About Haskell Thread Model

William Lee Irwin III wli at holomorphy.com
Mon Oct 13 10:28:24 EDT 2003


William Lee Irwin III <wli at holomorphy.com> asks about true SMP
>> cmpxchg and then taking a blocking lock sounds like the 2-tier locking
>> supported with Linux' new futex system calls. I wonder how they chose
>> to block in the older GHC RTS.

On Mon, Oct 13, 2003 at 12:02:52PM -0400, Jan-Willem Maessen wrote:
> This invariably proves tricky, even more so now that GHC effectively
> uses a many-to-one threading model (and where it may therefore be
> wrong to simply block the OS-level thread).  In pH, which isn't quite
> haskell but has the same syntax and runs on multiple processors with a
> shared heap, we kludged: we simply called "yield" or "sleep" and kept
> spinning.  We were actually using work stealing (with lock-free work
> queues as I recall) along with wait queues on empty locations, so we
> didn't sleep very often.  Nonetheless, this did occasionally turn out
> to cause real performance problems.

Abusing sched_yield() like this has been a performance problem with
threading engines on Linux for a while, though usually as the middle
tier of 3-tier locks as opposed to being the sole blocking primitive.


On Mon, Oct 13, 2003 at 12:02:52PM -0400, Jan-Willem Maessen wrote:
> In reality you probably want to use some sort of thin lock / fat lock
> approach a la Java.  Is the location thinly locked?  If so, CAS in a
> fat lock instead, then wait on that.  Now update requires a CAS as
> well, to see whether the thin lock was fattened.  If so, the fat lock
> must be unlocked and deallocated.
> Naturally, we'd like to keep track of unshared objects so we can avoid
> any kind of complicated update protocol in the common case.  This
> requires the implementor to establish a careful and clear contract
> between the compiler, the GC, and the thread scheduler.

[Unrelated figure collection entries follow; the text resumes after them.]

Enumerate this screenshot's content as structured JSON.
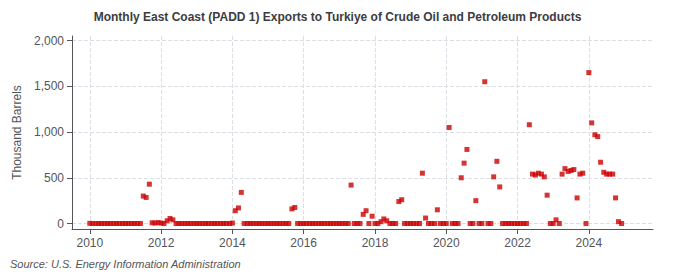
{
  "chart_data": {
    "type": "scatter",
    "title": "Monthly East Coast (PADD 1) Exports to Turkiye of Crude Oil and Petroleum Products",
    "ylabel": "Thousand Barrels",
    "source": "Source: U.S. Energy Information Administration",
    "color": "#cc0000",
    "marker": "square",
    "grid": true,
    "xlim": [
      2009.5,
      2025.8
    ],
    "ylim": [
      -60,
      2050
    ],
    "xticks": [
      2010,
      2012,
      2014,
      2016,
      2018,
      2020,
      2022,
      2024
    ],
    "yticks": [
      0,
      500,
      {
        "value": 1000,
        "label": "1,000"
      },
      {
        "value": 1500,
        "label": "1,500"
      },
      {
        "value": 2000,
        "label": "2,000"
      }
    ],
    "x": [
      2010.0,
      2010.08,
      2010.17,
      2010.25,
      2010.33,
      2010.42,
      2010.5,
      2010.58,
      2010.67,
      2010.75,
      2010.83,
      2010.92,
      2011.0,
      2011.08,
      2011.17,
      2011.25,
      2011.33,
      2011.42,
      2011.5,
      2011.58,
      2011.67,
      2011.75,
      2011.83,
      2011.92,
      2012.0,
      2012.08,
      2012.17,
      2012.25,
      2012.33,
      2012.42,
      2012.5,
      2012.58,
      2012.67,
      2012.75,
      2012.83,
      2012.92,
      2013.0,
      2013.08,
      2013.17,
      2013.25,
      2013.33,
      2013.42,
      2013.5,
      2013.58,
      2013.67,
      2013.75,
      2013.83,
      2013.92,
      2014.0,
      2014.08,
      2014.17,
      2014.25,
      2014.33,
      2014.42,
      2014.5,
      2014.58,
      2014.67,
      2014.75,
      2014.83,
      2014.92,
      2015.0,
      2015.08,
      2015.17,
      2015.25,
      2015.33,
      2015.42,
      2015.5,
      2015.58,
      2015.67,
      2015.75,
      2015.83,
      2015.92,
      2016.0,
      2016.08,
      2016.17,
      2016.25,
      2016.33,
      2016.42,
      2016.5,
      2016.58,
      2016.67,
      2016.75,
      2016.83,
      2016.92,
      2017.0,
      2017.08,
      2017.17,
      2017.25,
      2017.33,
      2017.42,
      2017.5,
      2017.58,
      2017.67,
      2017.75,
      2017.83,
      2017.92,
      2018.0,
      2018.08,
      2018.17,
      2018.25,
      2018.33,
      2018.42,
      2018.5,
      2018.58,
      2018.67,
      2018.75,
      2018.83,
      2018.92,
      2019.0,
      2019.08,
      2019.17,
      2019.25,
      2019.33,
      2019.42,
      2019.5,
      2019.58,
      2019.67,
      2019.75,
      2019.83,
      2019.92,
      2020.0,
      2020.08,
      2020.17,
      2020.25,
      2020.33,
      2020.42,
      2020.5,
      2020.58,
      2020.67,
      2020.75,
      2020.83,
      2020.92,
      2021.0,
      2021.08,
      2021.17,
      2021.25,
      2021.33,
      2021.42,
      2021.5,
      2021.58,
      2021.67,
      2021.75,
      2021.83,
      2021.92,
      2022.0,
      2022.08,
      2022.17,
      2022.25,
      2022.33,
      2022.42,
      2022.5,
      2022.58,
      2022.67,
      2022.75,
      2022.83,
      2022.92,
      2023.0,
      2023.08,
      2023.17,
      2023.25,
      2023.33,
      2023.42,
      2023.5,
      2023.58,
      2023.67,
      2023.75,
      2023.83,
      2023.92,
      2024.0,
      2024.08,
      2024.17,
      2024.25,
      2024.33,
      2024.42,
      2024.5,
      2024.58,
      2024.67,
      2024.75,
      2024.83,
      2024.92
    ],
    "values": [
      2,
      0,
      0,
      0,
      0,
      0,
      0,
      0,
      0,
      0,
      0,
      0,
      0,
      0,
      0,
      0,
      0,
      0,
      300,
      285,
      430,
      8,
      5,
      10,
      5,
      0,
      30,
      55,
      40,
      0,
      0,
      0,
      0,
      0,
      0,
      0,
      0,
      0,
      0,
      0,
      0,
      0,
      0,
      0,
      0,
      0,
      0,
      0,
      5,
      140,
      170,
      340,
      0,
      0,
      0,
      0,
      0,
      0,
      0,
      0,
      0,
      0,
      0,
      0,
      0,
      0,
      0,
      0,
      160,
      175,
      0,
      0,
      0,
      0,
      0,
      0,
      0,
      0,
      0,
      0,
      0,
      0,
      0,
      0,
      0,
      0,
      0,
      0,
      420,
      0,
      0,
      0,
      100,
      140,
      0,
      80,
      0,
      0,
      20,
      50,
      30,
      0,
      0,
      0,
      240,
      260,
      0,
      0,
      0,
      0,
      0,
      0,
      550,
      60,
      0,
      0,
      0,
      150,
      0,
      0,
      0,
      1050,
      0,
      0,
      0,
      500,
      660,
      810,
      0,
      0,
      250,
      0,
      0,
      1550,
      0,
      0,
      510,
      680,
      400,
      0,
      0,
      0,
      0,
      0,
      0,
      0,
      0,
      0,
      1080,
      540,
      530,
      550,
      540,
      510,
      310,
      0,
      0,
      40,
      0,
      540,
      600,
      570,
      580,
      590,
      280,
      540,
      550,
      0,
      1650,
      1100,
      970,
      950,
      670,
      560,
      540,
      540,
      540,
      280,
      20,
      0
    ]
  }
}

This sounds very heavyweight. I'd be tempted to start looking at
lockless algorithms from the outset if you need to synchronize such
basic/frequently exercised operations.


On Mon, Oct 13, 2003 at 12:02:52PM -0400, Jan-Willem Maessen wrote:
> Finally, the complexity of thunk update pales in comparison to the
> complexity of multiprocessor GC.  In pH we punted on this
> issue---debugging a GC with per-thread allocation pools was hard
> enough.  It killed us; thread performance didn't scale because GC
> didn't scale.  Eager Haskell was designed with multithreaded
> shared-memory execution in mind, but I simply couldn't find the year
> or more it would take to build and debug a true multiprocessor GC---so
> it remains a uniprocessor implementation.

I've not really heard horror stories per se, but indirectly I've gotten
the idea that the JVM's out there spent a lot of time on this. I suspect
some of the Java userspace lock contention I've seen was related to GC.